Separately, I understand concerns have also been raised relating to animal welfare issues. The Animal Health and Welfare Act 2013 provides powers to gardaí and authorised officers to deal with issues of animal welfare. Furthermore, the Control of Horses Act 1996 provides for local authorities to grant horse licences to those wishing to own a horse, thus entitling them to keep the horse in a control area. The Act provides that a horse licence shall not be granted to any person under the age of 16 years. Legislation of this nature comes within the ambit of my colleague, the Minister for Agriculture, Food and the Marine.
As with all vehicles used on a public road, the drivers of horse-drawn carriages are responsible for behaving in a safe manner and for paying due care to other users.
The letter and petition have been drawn up by professional carriage drivers and owners who were operating under license from Dublin City Council. They want to be part of a system that is legal. They want to know that they are covered under the by-laws. It has been six months since Deputy O'Sullivan raised this matter. The Minister's reply to Deputy O'Sullivan stated that he would ensure the matter would be given due consideration.
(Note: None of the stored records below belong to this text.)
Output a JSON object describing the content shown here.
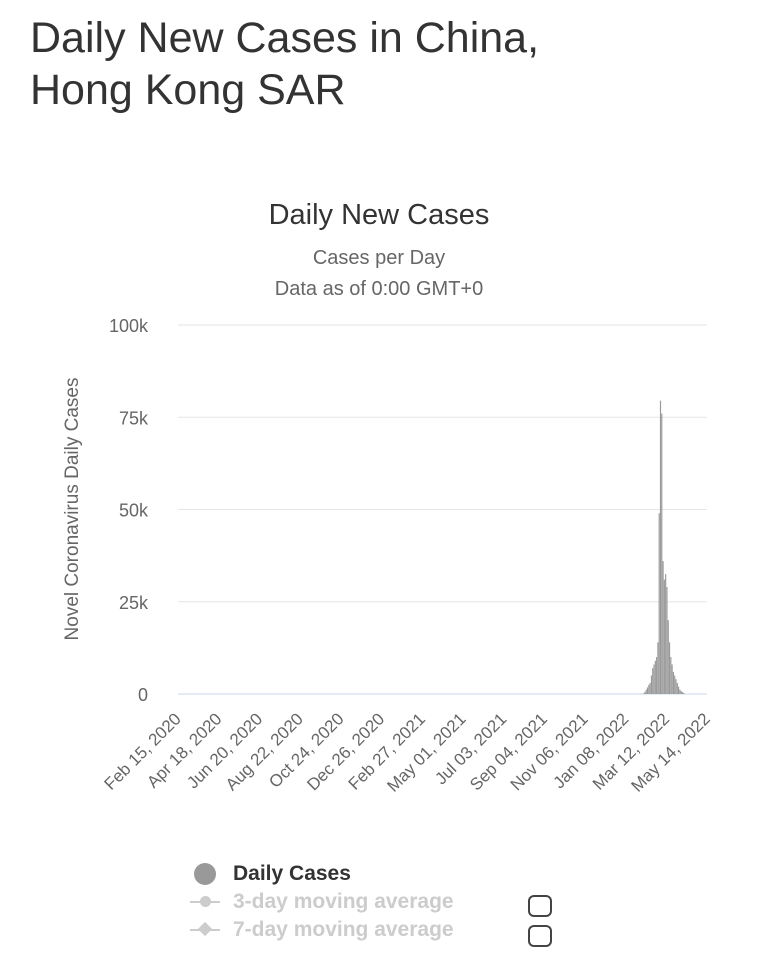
{
  "page": {
    "heading_line1": "Daily New Cases in China,",
    "heading_line2": "Hong Kong SAR"
  },
  "chart_data": {
    "type": "bar",
    "title": "Daily New Cases",
    "subtitle_line1": "Cases per Day",
    "subtitle_line2": "Data as of 0:00 GMT+0",
    "ylabel": "Novel Coronavirus Daily Cases",
    "xlabel": "",
    "ylim": [
      0,
      100000
    ],
    "y_ticks": [
      0,
      25000,
      50000,
      75000,
      100000
    ],
    "y_tick_labels": [
      "0",
      "25k",
      "50k",
      "75k",
      "100k"
    ],
    "x_range": [
      "2020-02-15",
      "2022-05-14"
    ],
    "x_ticks": [
      "2020-02-15",
      "2020-04-18",
      "2020-06-20",
      "2020-08-22",
      "2020-10-24",
      "2020-12-26",
      "2021-02-27",
      "2021-05-01",
      "2021-07-03",
      "2021-09-04",
      "2021-11-06",
      "2022-01-08",
      "2022-03-12",
      "2022-05-14"
    ],
    "x_tick_labels": [
      "Feb 15, 2020",
      "Apr 18, 2020",
      "Jun 20, 2020",
      "Aug 22, 2020",
      "Oct 24, 2020",
      "Dec 26, 2020",
      "Feb 27, 2021",
      "May 01, 2021",
      "Jul 03, 2021",
      "Sep 04, 2021",
      "Nov 06, 2021",
      "Jan 08, 2022",
      "Mar 12, 2022",
      "May 14, 2022"
    ],
    "grid": true,
    "legend_position": "bottom-left",
    "series": [
      {
        "name": "Daily Cases",
        "color": "#999999",
        "points": [
          {
            "date": "2022-02-05",
            "value": 200
          },
          {
            "date": "2022-02-07",
            "value": 600
          },
          {
            "date": "2022-02-09",
            "value": 1200
          },
          {
            "date": "2022-02-11",
            "value": 1800
          },
          {
            "date": "2022-02-13",
            "value": 2500
          },
          {
            "date": "2022-02-15",
            "value": 3000
          },
          {
            "date": "2022-02-17",
            "value": 5000
          },
          {
            "date": "2022-02-19",
            "value": 7000
          },
          {
            "date": "2022-02-21",
            "value": 8000
          },
          {
            "date": "2022-02-23",
            "value": 9000
          },
          {
            "date": "2022-02-25",
            "value": 10000
          },
          {
            "date": "2022-02-27",
            "value": 14000
          },
          {
            "date": "2022-03-01",
            "value": 49000
          },
          {
            "date": "2022-03-03",
            "value": 79500
          },
          {
            "date": "2022-03-05",
            "value": 76000
          },
          {
            "date": "2022-03-07",
            "value": 36000
          },
          {
            "date": "2022-03-09",
            "value": 31000
          },
          {
            "date": "2022-03-11",
            "value": 32500
          },
          {
            "date": "2022-03-13",
            "value": 29000
          },
          {
            "date": "2022-03-15",
            "value": 20000
          },
          {
            "date": "2022-03-17",
            "value": 14000
          },
          {
            "date": "2022-03-19",
            "value": 10000
          },
          {
            "date": "2022-03-21",
            "value": 8000
          },
          {
            "date": "2022-03-23",
            "value": 6000
          },
          {
            "date": "2022-03-25",
            "value": 5000
          },
          {
            "date": "2022-03-27",
            "value": 4000
          },
          {
            "date": "2022-03-29",
            "value": 3000
          },
          {
            "date": "2022-03-31",
            "value": 2000
          },
          {
            "date": "2022-04-02",
            "value": 1200
          },
          {
            "date": "2022-04-04",
            "value": 800
          },
          {
            "date": "2022-04-06",
            "value": 500
          },
          {
            "date": "2022-04-08",
            "value": 300
          }
        ]
      }
    ]
  },
  "legend": {
    "items": [
      {
        "label": "Daily Cases",
        "state": "active",
        "marker": "circle",
        "color": "#999999"
      },
      {
        "label": "3-day moving average",
        "state": "inactive",
        "marker": "line-dot",
        "color": "#cccccc"
      },
      {
        "label": "7-day moving average",
        "state": "inactive",
        "marker": "line-diamond",
        "color": "#cccccc"
      }
    ]
  },
  "colors": {
    "text": "#333333",
    "axis_text": "#666666",
    "grid": "#e6e6e6",
    "bar": "#999999",
    "inactive": "#cccccc"
  }
}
This would include further engagement with An Garda Síochána, Dublin City Council and others mentioned by the Deputy, including the carriage drivers and My Lovely Horse Rescue, a group involved with the carriage drivers. They are trying to bring in horse welfare measures that are robust.
If the 1853, 1854 and 1855 Acts are repealed quickly then we can enable the council to bring in the by-laws or else introduce measures under the Road Traffic Act 2016 to allow the NTA to take over this area. The Minister must move on this. These people have been in a lacuna since September of last year. They want to be responsible and encourage other carriage drivers to be responsible and to look after their horses as well. This is not about animal welfare - these drivers look after their horses.
The Minister referred to other Acts including the Animal Health and Welfare Act and the Control of Horses Act. Those Acts are highly questionable because they are not implemented and a great deal of work remains to be done around them. Will the Minister meet representatives of My Lovely Horse Rescue and the carriage drivers to talk to them about what needs to be done and what the Minister will do about this?
The Deputy is making a fair point and I think something has to be done about this. It probably should have been done a little sooner. The Deputy will understand that there were other distractions in recent months which probably meant it was not at the top of the priority list. If this is not addressed shortly, I intend to let the Deputy know. It is my intention to consider whether we need a small tranche of legislation to repeal the Victorian legislation that gives the Garda Síochána powers for licensing horse-drawn carriages in Dublin. Once that is done, Dublin City Council can license these carriages under the Local Government Act 2001, as can other local authorities. We intend to use the taxi regulation (amendment)(rickshaw) Bill 2018 to do this. The Department has this week been assigned a drafter for the Bill. We will be engaging with An Garda Síochána and the City Council as part of this process. I intend to move on this as rapidly as the taxi regulation (amendment)(rickshaw) Bill 2018 moves. I intend to move to introduce the taxi regulation (amendment)(rickshaw) Bill 2018 as soon as possible.